Veríssimo, que há 35 anos trabalha com a Amazônia, salientou que este é um momento dramático, pois a região reúne uma “tempestade perfeita” de problemas sociais, subdesenvolvimento econômico e degradação ambiental, com risco de se atingir o ponto de não-retorno. Mas, na tentativa de olhar para o “copo meio cheio”, o projeto Amazônia 2030 procura mapear as oportunidades disponíveis e as experiências bem-sucedidas, para compor uma agenda de desenvolvimento.
Agenda para os diferentes territórios
Nesse esforço de construção da agenda, o framework de bioeconomia sinaliza caminhos para os diferentes territórios. A região conservada, localizada especialmente na porção oeste, e onde predominam a bioeconomia de baixo impacto e os serviços ambientais, deve ter como agenda específica os investimentos em Pesquisa & Desenvolvimento, o debate sobre mineração em Terras Indígenas e Unidades de Conservação, e parcerias de cooperação internacional.
A região conservada, localizada especialmente na porção oeste, e onde predominam a bioeconomia de baixo impacto e os serviços ambientais, deve ter como agenda específica os investimentos em Pesquisa & Desenvolvimento, o debate sobre mineração em Terras Indígenas e Unidades de Conservação, e parcerias de cooperação internacional.

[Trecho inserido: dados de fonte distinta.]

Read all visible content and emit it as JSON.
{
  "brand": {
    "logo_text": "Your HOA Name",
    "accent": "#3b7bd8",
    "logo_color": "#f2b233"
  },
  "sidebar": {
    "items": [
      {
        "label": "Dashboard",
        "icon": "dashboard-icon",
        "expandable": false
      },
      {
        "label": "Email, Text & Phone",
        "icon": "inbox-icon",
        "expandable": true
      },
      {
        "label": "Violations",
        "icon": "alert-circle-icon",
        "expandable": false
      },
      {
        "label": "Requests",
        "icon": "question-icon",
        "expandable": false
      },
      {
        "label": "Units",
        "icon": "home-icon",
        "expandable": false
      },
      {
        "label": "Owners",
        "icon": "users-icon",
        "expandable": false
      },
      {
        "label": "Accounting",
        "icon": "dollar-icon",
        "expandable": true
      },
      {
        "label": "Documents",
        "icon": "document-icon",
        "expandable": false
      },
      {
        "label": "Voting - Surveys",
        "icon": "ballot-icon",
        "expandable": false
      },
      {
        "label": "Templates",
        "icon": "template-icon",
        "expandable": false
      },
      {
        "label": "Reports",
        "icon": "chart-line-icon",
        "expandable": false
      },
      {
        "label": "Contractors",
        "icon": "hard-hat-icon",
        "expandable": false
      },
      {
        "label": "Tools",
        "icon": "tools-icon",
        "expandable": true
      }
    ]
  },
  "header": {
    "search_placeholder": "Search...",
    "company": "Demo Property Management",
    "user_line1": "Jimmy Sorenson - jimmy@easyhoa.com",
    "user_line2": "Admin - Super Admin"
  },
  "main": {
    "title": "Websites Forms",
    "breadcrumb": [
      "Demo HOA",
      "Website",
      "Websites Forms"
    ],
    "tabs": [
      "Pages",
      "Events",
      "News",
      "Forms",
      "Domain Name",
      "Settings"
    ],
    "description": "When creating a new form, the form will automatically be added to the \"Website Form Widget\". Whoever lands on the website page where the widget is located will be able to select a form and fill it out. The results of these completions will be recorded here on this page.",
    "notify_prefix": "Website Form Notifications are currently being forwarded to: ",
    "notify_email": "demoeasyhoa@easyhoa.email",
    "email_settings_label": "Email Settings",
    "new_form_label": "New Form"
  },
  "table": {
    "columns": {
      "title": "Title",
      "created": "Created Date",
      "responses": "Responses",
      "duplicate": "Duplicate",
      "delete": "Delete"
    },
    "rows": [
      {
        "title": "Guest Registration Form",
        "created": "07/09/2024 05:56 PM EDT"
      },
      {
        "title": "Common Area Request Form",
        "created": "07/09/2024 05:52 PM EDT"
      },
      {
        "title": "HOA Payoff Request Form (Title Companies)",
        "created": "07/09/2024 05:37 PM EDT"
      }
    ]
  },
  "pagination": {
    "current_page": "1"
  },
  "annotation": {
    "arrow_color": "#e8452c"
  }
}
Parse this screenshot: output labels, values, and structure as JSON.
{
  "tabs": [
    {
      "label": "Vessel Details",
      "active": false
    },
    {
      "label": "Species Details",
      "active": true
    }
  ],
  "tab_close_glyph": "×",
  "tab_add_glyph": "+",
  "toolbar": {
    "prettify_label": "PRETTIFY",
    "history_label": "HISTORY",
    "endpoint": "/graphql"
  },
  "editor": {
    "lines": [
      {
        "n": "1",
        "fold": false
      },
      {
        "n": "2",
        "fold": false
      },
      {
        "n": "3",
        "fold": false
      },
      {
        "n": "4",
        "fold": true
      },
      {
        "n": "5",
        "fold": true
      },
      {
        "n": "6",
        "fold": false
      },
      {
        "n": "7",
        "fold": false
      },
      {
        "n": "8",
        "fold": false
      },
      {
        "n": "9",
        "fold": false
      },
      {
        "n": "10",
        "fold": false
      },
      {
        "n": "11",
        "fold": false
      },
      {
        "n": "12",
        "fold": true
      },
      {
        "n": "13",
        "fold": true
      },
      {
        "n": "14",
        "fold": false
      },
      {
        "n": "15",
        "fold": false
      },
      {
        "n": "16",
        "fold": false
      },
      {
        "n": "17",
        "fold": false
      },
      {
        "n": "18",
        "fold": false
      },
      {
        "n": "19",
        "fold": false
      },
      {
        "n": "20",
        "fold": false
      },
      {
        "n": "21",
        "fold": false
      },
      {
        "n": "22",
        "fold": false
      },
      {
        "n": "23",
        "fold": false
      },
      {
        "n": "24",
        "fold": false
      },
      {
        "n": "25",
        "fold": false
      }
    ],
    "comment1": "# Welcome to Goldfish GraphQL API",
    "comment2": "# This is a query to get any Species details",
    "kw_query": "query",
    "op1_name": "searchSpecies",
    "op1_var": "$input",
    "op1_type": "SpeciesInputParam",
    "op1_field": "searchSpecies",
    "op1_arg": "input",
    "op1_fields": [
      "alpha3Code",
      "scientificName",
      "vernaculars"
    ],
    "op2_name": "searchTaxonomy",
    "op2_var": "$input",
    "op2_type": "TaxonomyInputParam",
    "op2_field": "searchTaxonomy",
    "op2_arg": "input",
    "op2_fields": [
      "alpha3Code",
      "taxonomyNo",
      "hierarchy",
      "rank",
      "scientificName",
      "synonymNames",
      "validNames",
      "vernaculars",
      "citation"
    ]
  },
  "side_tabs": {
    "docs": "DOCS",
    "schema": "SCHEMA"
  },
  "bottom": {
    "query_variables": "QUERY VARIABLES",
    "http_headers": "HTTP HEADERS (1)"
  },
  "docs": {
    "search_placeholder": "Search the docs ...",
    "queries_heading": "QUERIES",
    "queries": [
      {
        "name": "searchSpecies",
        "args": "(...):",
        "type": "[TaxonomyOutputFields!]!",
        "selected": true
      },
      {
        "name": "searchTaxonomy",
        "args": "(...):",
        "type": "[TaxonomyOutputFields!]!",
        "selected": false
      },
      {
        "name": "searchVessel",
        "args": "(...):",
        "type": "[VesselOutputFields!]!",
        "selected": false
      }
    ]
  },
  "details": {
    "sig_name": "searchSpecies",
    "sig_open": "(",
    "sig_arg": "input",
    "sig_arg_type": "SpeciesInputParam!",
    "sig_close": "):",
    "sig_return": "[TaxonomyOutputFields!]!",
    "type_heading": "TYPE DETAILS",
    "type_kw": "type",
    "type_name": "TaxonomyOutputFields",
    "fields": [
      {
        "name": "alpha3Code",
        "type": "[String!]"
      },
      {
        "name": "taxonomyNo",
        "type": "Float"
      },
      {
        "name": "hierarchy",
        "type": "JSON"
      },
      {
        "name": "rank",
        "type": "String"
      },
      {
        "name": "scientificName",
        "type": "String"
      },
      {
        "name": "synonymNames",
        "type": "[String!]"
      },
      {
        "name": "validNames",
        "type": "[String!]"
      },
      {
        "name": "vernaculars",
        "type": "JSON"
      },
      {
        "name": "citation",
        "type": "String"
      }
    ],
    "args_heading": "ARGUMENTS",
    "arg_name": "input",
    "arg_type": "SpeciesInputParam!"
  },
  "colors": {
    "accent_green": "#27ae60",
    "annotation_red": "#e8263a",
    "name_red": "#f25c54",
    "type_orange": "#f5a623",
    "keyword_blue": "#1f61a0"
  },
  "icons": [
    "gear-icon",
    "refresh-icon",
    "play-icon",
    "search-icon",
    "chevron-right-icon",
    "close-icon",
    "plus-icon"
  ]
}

Na região do Arco do Desmatamento, onde convivem a bioeconomia de baixo e alto impacto e atividades agrícolas sob restrições ambientais, é preciso criar condições tecnológicas, econômicas, políticas, fiscais e institucionais, com objetivo de fortalecer os Sistemas Agroflorestais (SAFs) e a Integração Lavoura Pecuária Floresta (ILPF), assim como as atividades de restauração com plantio de nativas, as áreas de manejo sustentável e o desenvolvimento de novos mercados.
Para a região já antropizada, onde as florestas foram convertidas em áreas para produção de commodities agrícolas e minerais, a agenda proposta é de rastreabilidade total, especialmente do gado e da soja, e reversão incentivos fiscais e financeiros da ocupação e conversão de terras para a conservação da floresta.
Já na Amazônia urbana, com serviços e indústria como atividades preponderantes, a agenda é focada no saneamento básico e na reversão de incentivos fiscais das atividades industriais em prol da conservação florestal.
Existe, contudo, uma agenda em comum a ser trabalhada para a Amazônia como um todo, como fortalecimento das ações de comando e controle, combate à ilegalidade por meio de instrumentos de crédito, proteção aos povos indígenas e populações tradicionais, valorização da diversidade cultural, ordenamento territorial, Pagamentos por Serviços Ambientais, infraestrutura física e digital, licenciamento ambiental, aprimoramento da governança e das instituições, fortalecimento dos governos locais, investimentos em saúde, educação e formação técnica profissionalizante, e promoção do turismo.
Para contribuir com o cumprimento dessa complexa agenda, a rede da Concertação vê com relevância a participação dos atores locais e das novas gerações, compondo um quadro multifacetado, com capacidade formativa, debate qualificado, interlocução com governo, impacto na gestão pública e, sobretudo, atuação cooperativa, inspirada nas características da própria floresta. “A floresta não é contemplativa, ela coopera para viver”, comparou Guilherme Leal, fundador do Arapyaú.
E esse viver, na visão de Eliakin Rufino, confunde-se com a água, “que é a vocação natural da Amazônia”, afirmou. O poeta chegou a escrever sobre a água doce que dá sustentação a todo ambiente biofísico da Amazônia, suas riquezas e seu desenvolvimento. Um trecho do poema inspira os desafiadores trabalhos que há pela frente: O verbo do rio é ir/ Água me faz sonhar/ Igarapé cristalino/ Sou elemento divino/ É doce meu caminhar/ Eu sou água corrente/ Que avança sem cessar.